It is a most sobering moment. It has nothing to do with drinking. Or with drugs. Or with any type of addiction. Zero.
It happens to all of us at some moment and a few will not care, a few will let it bother them for a moment and then there are others who will let it bother them all the time. All the time.
My sobering moment happened not very long ago and it was as if a ton of bricks landed on me.
It is that moment that you realize that you will never hit a home run in a major league baseball game. You will not sack Tom Brady. You will not take a bounce pass from Lebron and sink a three pointer.
Okay, being a bit dramatic so let’s scale it back. As recent as 10 years ago, lifting heavy weights in the gym was no big deal. Bench pressing 365 was a no-brainer and all was well. A few weeks ago, I went to lift half of that on a bench press and my shoulder made a popping noise that sounded like a car wreck outside.
I stood up and directly in front of me was a mirror. That is when my sobering moment hit me.
I’m getting old and there is nothing I can do about it. Nothing.
Your body finally says to you, “Hey, we’re good and by the way, you are not 21. You’re 53 and it has been a fun ride.”
I knew this moment was coming in my life and as much as you prepare for that smack in the face, it still ends up being a smack in the face.
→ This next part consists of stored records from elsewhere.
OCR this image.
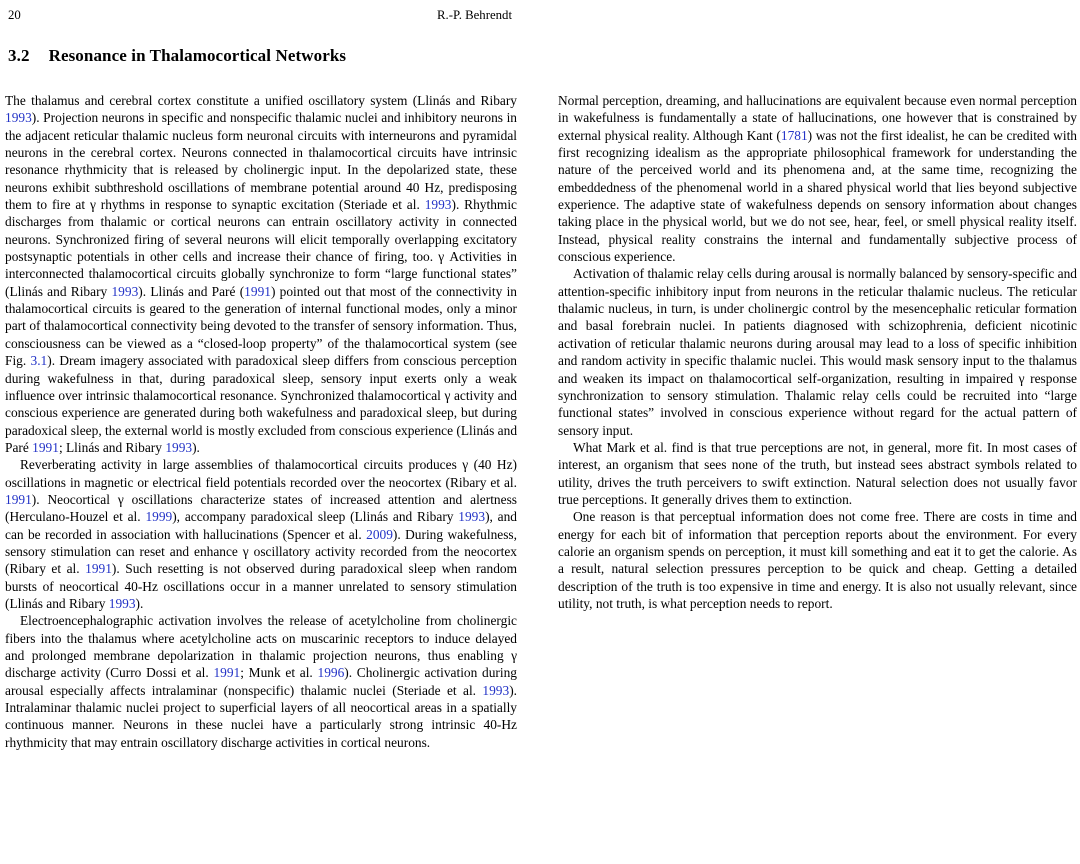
20	R.-P. Behrendt
3.2 Resonance in Thalamocortical Networks

The thalamus and cerebral cortex constitute a unified oscillatory system (Llinás and Ribary 1993). Projection neurons in specific and nonspecific thalamic nuclei and inhibitory neurons in the adjacent reticular thalamic nucleus form neuronal circuits with interneurons and pyramidal neurons in the cerebral cortex. Neurons connected in thalamocortical circuits have intrinsic resonance rhythmicity that is released by cholinergic input. In the depolarized state, these neurons exhibit subthreshold oscillations of membrane potential around 40 Hz, predisposing them to fire at γ rhythms in response to synaptic excitation (Steriade et al. 1993). Rhythmic discharges from thalamic or cortical neurons can entrain oscillatory activity in connected neurons. Synchronized firing of several neurons will elicit temporally overlapping excitatory postsynaptic potentials in other cells and increase their chance of firing, too. γ Activities in interconnected thalamocortical circuits globally synchronize to form “large functional states” (Llinás and Ribary 1993). Llinás and Paré (1991) pointed out that most of the connectivity in thalamocortical circuits is geared to the generation of internal functional modes, only a minor part of thalamocortical connectivity being devoted to the transfer of sensory information. Thus, consciousness can be viewed as a “closed-loop property” of the thalamocortical system (see Fig. 3.1). Dream imagery associated with paradoxical sleep differs from conscious perception during wakefulness in that, during paradoxical sleep, sensory input exerts only a weak influence over intrinsic thalamocortical resonance. Synchronized thalamocortical γ activity and conscious experience are generated during both wakefulness and paradoxical sleep, but during paradoxical sleep, the external world is mostly excluded from conscious experience (Llinás and Paré 1991; Llinás and Ribary 1993).

Reverberating activity in large assemblies of thalamocortical circuits produces γ (40 Hz) oscillations in magnetic or electrical field potentials recorded over the neocortex (Ribary et al. 1991). Neocortical γ oscillations characterize states of increased attention and alertness (Herculano-Houzel et al. 1999), accompany paradoxical sleep (Llinás and Ribary 1993), and can be recorded in association with hallucinations (Spencer et al. 2009). During wakefulness, sensory stimulation can reset and enhance γ oscillatory activity recorded from the neocortex (Ribary et al. 1991). Such resetting is not observed during paradoxical sleep when random bursts of neocortical 40-Hz oscillations occur in a manner unrelated to sensory stimulation (Llinás and Ribary 1993).

Electroencephalographic activation involves the release of acetylcholine from cholinergic fibers into the thalamus where acetylcholine acts on muscarinic receptors to induce delayed and prolonged membrane depolarization in thalamic projection neurons, thus enabling γ discharge activity (Curro Dossi et al. 1991; Munk et al. 1996). Cholinergic activation during arousal especially affects intralaminar (nonspecific) thalamic nuclei (Steriade et al. 1993). Intralaminar thalamic nuclei project to superficial layers of all neocortical areas in a spatially continuous manner. Neurons in these nuclei have a particularly strong intrinsic 40-Hz rhythmicity that may entrain oscillatory discharge activities in cortical neurons.

Normal perception, dreaming, and hallucinations are equivalent because even normal perception in wakefulness is fundamentally a state of hallucinations, one however that is constrained by external physical reality. Although Kant (1781) was not the first idealist, he can be credited with first recognizing idealism as the appropriate philosophical framework for understanding the nature of the perceived world and its phenomena and, at the same time, recognizing the embeddedness of the phenomenal world in a shared physical world that lies beyond subjective experience. The adaptive state of wakefulness depends on sensory information about changes taking place in the physical world, but we do not see, hear, feel, or smell physical reality itself. Instead, physical reality constrains the internal and fundamentally subjective process of conscious experience.

Activation of thalamic relay cells during arousal is normally balanced by sensory-specific and attention-specific inhibitory input from neurons in the reticular thalamic nucleus. The reticular thalamic nucleus, in turn, is under cholinergic control by the mesencephalic reticular formation and basal forebrain nuclei. In patients diagnosed with schizophrenia, deficient nicotinic activation of reticular thalamic neurons during arousal may lead to a loss of specific inhibition and random activity in specific thalamic nuclei. This would mask sensory input to the thalamus and weaken its impact on thalamocortical self-organization, resulting in impaired γ response synchronization to sensory stimulation. Thalamic relay cells could be recruited into “large functional states” involved in conscious experience without regard for the actual pattern of sensory input.

What Mark et al. find is that true perceptions are not, in general, more fit. In most cases of interest, an organism that sees none of the truth, but instead sees abstract symbols related to utility, drives the truth perceivers to swift extinction. Natural selection does not usually favor true perceptions. It generally drives them to extinction.

One reason is that perceptual information does not come free. There are costs in time and energy for each bit of information that perception reports about the environment. For every calorie an organism spends on perception, it must kill something and eat it to get the calorie. As a result, natural selection pressures perception to be quick and cheap. Getting a detailed description of the truth is too expensive in time and energy. It is also not usually relevant, since utility, not truth, is what perception needs to report.
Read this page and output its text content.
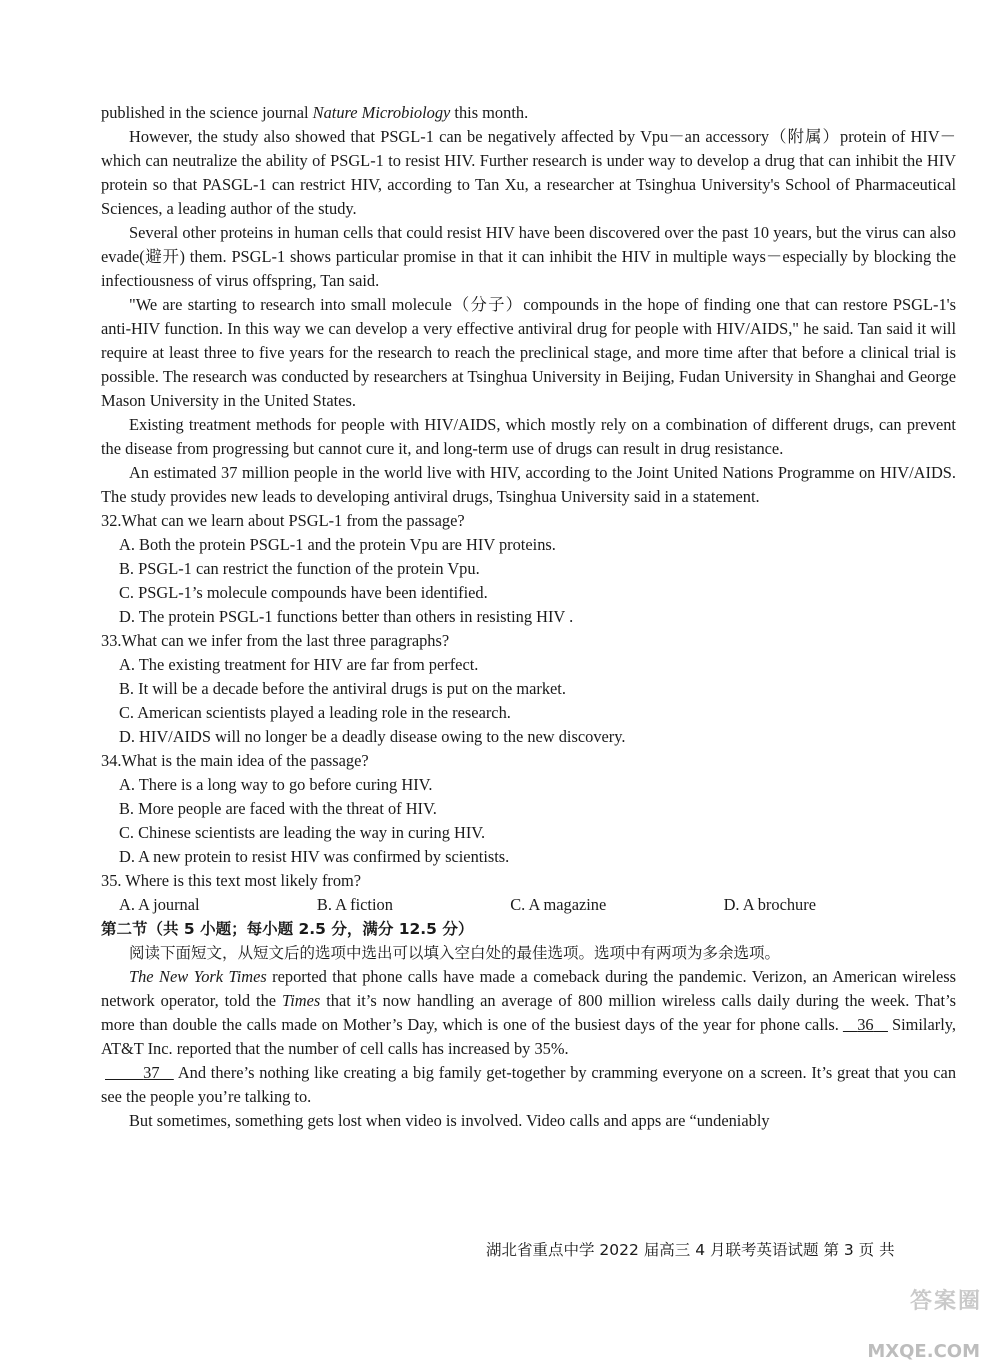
published in the science journal Nature Microbiology this month.

However, the study also showed that PSGL-1 can be negatively affected by Vpu－an accessory（附属）protein of HIV－which can neutralize the ability of PSGL-1 to resist HIV. Further research is under way to develop a drug that can inhibit the HIV protein so that PASGL-1 can restrict HIV, according to Tan Xu, a researcher at Tsinghua University's School of Pharmaceutical Sciences, a leading author of the study.

Several other proteins in human cells that could resist HIV have been discovered over the past 10 years, but the virus can also evade(避开) them. PSGL-1 shows particular promise in that it can inhibit the HIV in multiple ways－especially by blocking the infectiousness of virus offspring, Tan said.

"We are starting to research into small molecule（分子）compounds in the hope of finding one that can restore PSGL-1's anti-HIV function. In this way we can develop a very effective antiviral drug for people with HIV/AIDS," he said. Tan said it will require at least three to five years for the research to reach the preclinical stage, and more time after that before a clinical trial is possible. The research was conducted by researchers at Tsinghua University in Beijing, Fudan University in Shanghai and George Mason University in the United States.

Existing treatment methods for people with HIV/AIDS, which mostly rely on a combination of different drugs, can prevent the disease from progressing but cannot cure it, and long-term use of drugs can result in drug resistance.

An estimated 37 million people in the world live with HIV, according to the Joint United Nations Programme on HIV/AIDS. The study provides new leads to developing antiviral drugs, Tsinghua University said in a statement.

32.What can we learn about PSGL-1 from the passage?

A. Both the protein PSGL-1 and the protein Vpu are HIV proteins.
B. PSGL-1 can restrict the function of the protein Vpu.
C. PSGL-1’s molecule compounds have been identified.
D. The protein PSGL-1 functions better than others in resisting HIV .

33.What can we infer from the last three paragraphs?

A. The existing treatment for HIV are far from perfect.
B. It will be a decade before the antiviral drugs is put on the market.
C. American scientists played a leading role in the research.
D. HIV/AIDS will no longer be a deadly disease owing to the new discovery.

34.What is the main idea of the passage?

A. There is a long way to go before curing HIV.
B. More people are faced with the threat of HIV.
C. Chinese scientists are leading the way in curing HIV.
D. A new protein to resist HIV was confirmed by scientists.

35. Where is this text most likely from?

A. A journal	B. A fiction	C. A magazine	D. A brochure
第二节（共 5 小题；每小题 2.5 分，满分 12.5 分）

阅读下面短文，从短文后的选项中选出可以填入空白处的最佳选项。选项中有两项为多余选项。

The New York Times reported that phone calls have made a comeback during the pandemic. Verizon, an American wireless network operator, told the Times that it’s now handling an average of 800 million wireless calls daily during the week. That’s more than double the calls made on Mother’s Day, which is one of the busiest days of the year for phone calls. 36 Similarly, AT&T Inc. reported that the number of cell calls has increased by 35%.

37 And there’s nothing like creating a big family get-together by cramming everyone on a screen. It’s great that you can see the people you’re talking to.

But sometimes, something gets lost when video is involved. Video calls and apps are “undeniably

湖北省重点中学 2022 届高三 4 月联考英语试题 第 3 页 共
答案圈
MXQE.COM
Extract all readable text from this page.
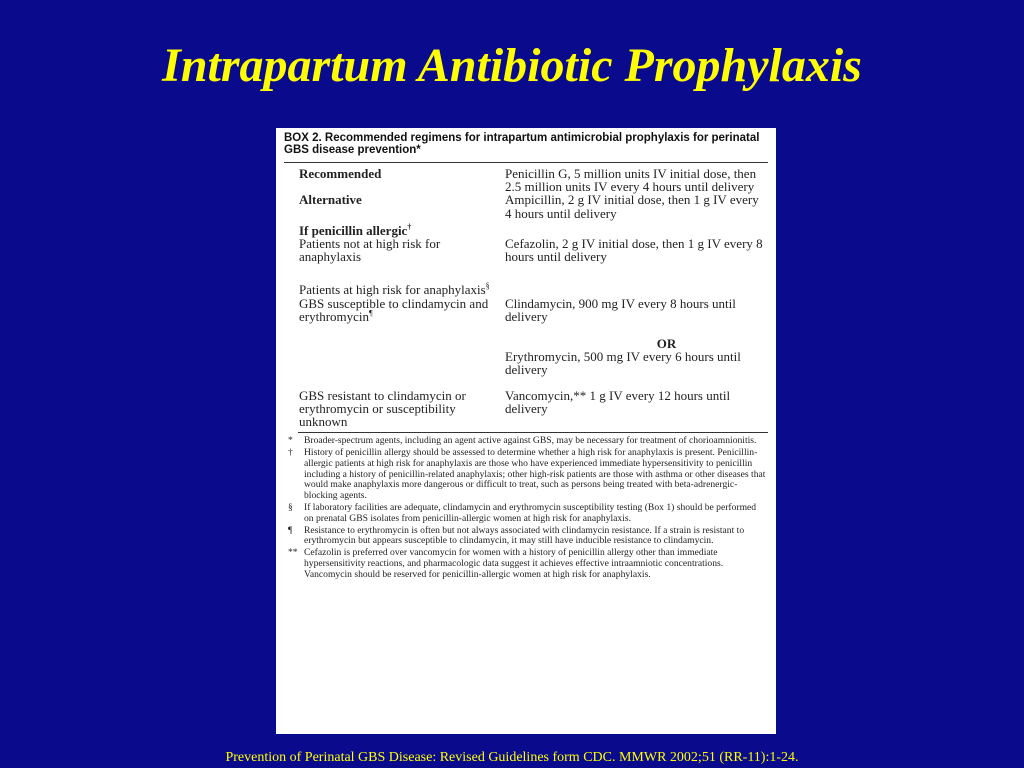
Intrapartum Antibiotic Prophylaxis
BOX 2. Recommended regimens for intrapartum antimicrobial prophylaxis for perinatal GBS disease prevention*
Recommended	Penicillin G, 5 million units IV initial dose, then 2.5 million units IV every 4 hours until delivery
Alternative	Ampicillin, 2 g IV initial dose, then 1 g IV every 4 hours until delivery
If penicillin allergic†	
Patients not at high risk for anaphylaxis	Cefazolin, 2 g IV initial dose, then 1 g IV every 8 hours until delivery
Patients at high risk for anaphylaxis§	
GBS susceptible to clindamycin and erythromycin¶	Clindamycin, 900 mg IV every 8 hours until delivery
OR
Erythromycin, 500 mg IV every 6 hours until delivery

GBS resistant to clindamycin or erythromycin or susceptibility unknown	Vancomycin,** 1 g IV every 12 hours until delivery
*	Broader-spectrum agents, including an agent active against GBS, may be necessary for treatment of chorioamnionitis.
†	History of penicillin allergy should be assessed to determine whether a high risk for anaphylaxis is present. Penicillin-allergic patients at high risk for anaphylaxis are those who have experienced immediate hypersensitivity to penicillin including a history of penicillin-related anaphylaxis; other high-risk patients are those with asthma or other diseases that would make anaphylaxis more dangerous or difficult to treat, such as persons being treated with beta-adrenergic-blocking agents.
§	If laboratory facilities are adequate, clindamycin and erythromycin susceptibility testing (Box 1) should be performed on prenatal GBS isolates from penicillin-allergic women at high risk for anaphylaxis.
¶	Resistance to erythromycin is often but not always associated with clindamycin resistance. If a strain is resistant to erythromycin but appears susceptible to clindamycin, it may still have inducible resistance to clindamycin.
** Cefazolin is preferred over vancomycin for women with a history of penicillin allergy other than immediate hypersensitivity reactions, and pharmacologic data suggest it achieves effective intraamniotic concentrations. Vancomycin should be reserved for penicillin-allergic women at high risk for anaphylaxis.
Prevention of Perinatal GBS Disease: Revised Guidelines form CDC. MMWR 2002;51 (RR-11):1-24.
How stubborn was I after my shoulder popping party? I went in a few days later and got on the bench to warm up and my shoulder sent me a direct message to my brain to stop immediately and to like the message.
So, after going to the gym and following a routine I have been doing for nearly 40 years, I have to stop and find another workout. One that won’t pop my other shoulder or knee, or whatever out of place. Now there are other workouts we can do and maintain tone and blah, blah, blah, but I have to say goodbye to part of my past.
I know, I am being melodramatic but in my life, I have had an epiphany here and there, many of them actually, but never a sobering moment.
Sobering moments can cover a lot of territory if you let it and I have let it run amok in my brain a time or two. As I wrote above, certain things you will never do again cross your mind and that hits hard. For me, it is always been lifting heavy weights and now that part of my life is over.
A sobering moment indeed.
I have taken some solace in that I have ran three half-marathons already in 2022, not for a pat on the back, but simply because I knew that the sobering moment was approaching. Weirdly, running those half’s, has helped me because I did something that when I started, wasn’t sure if I could.
I wallowed in my self pity for a few weeks but I am back up and going. I also watched on YouTube a 78 year old Mick Jagger take a 45 minute aerobic class and moved the entire time. It was fascinating.
Now I am off to buy some leggings and a Olivia Newton John headband. If you know, you know.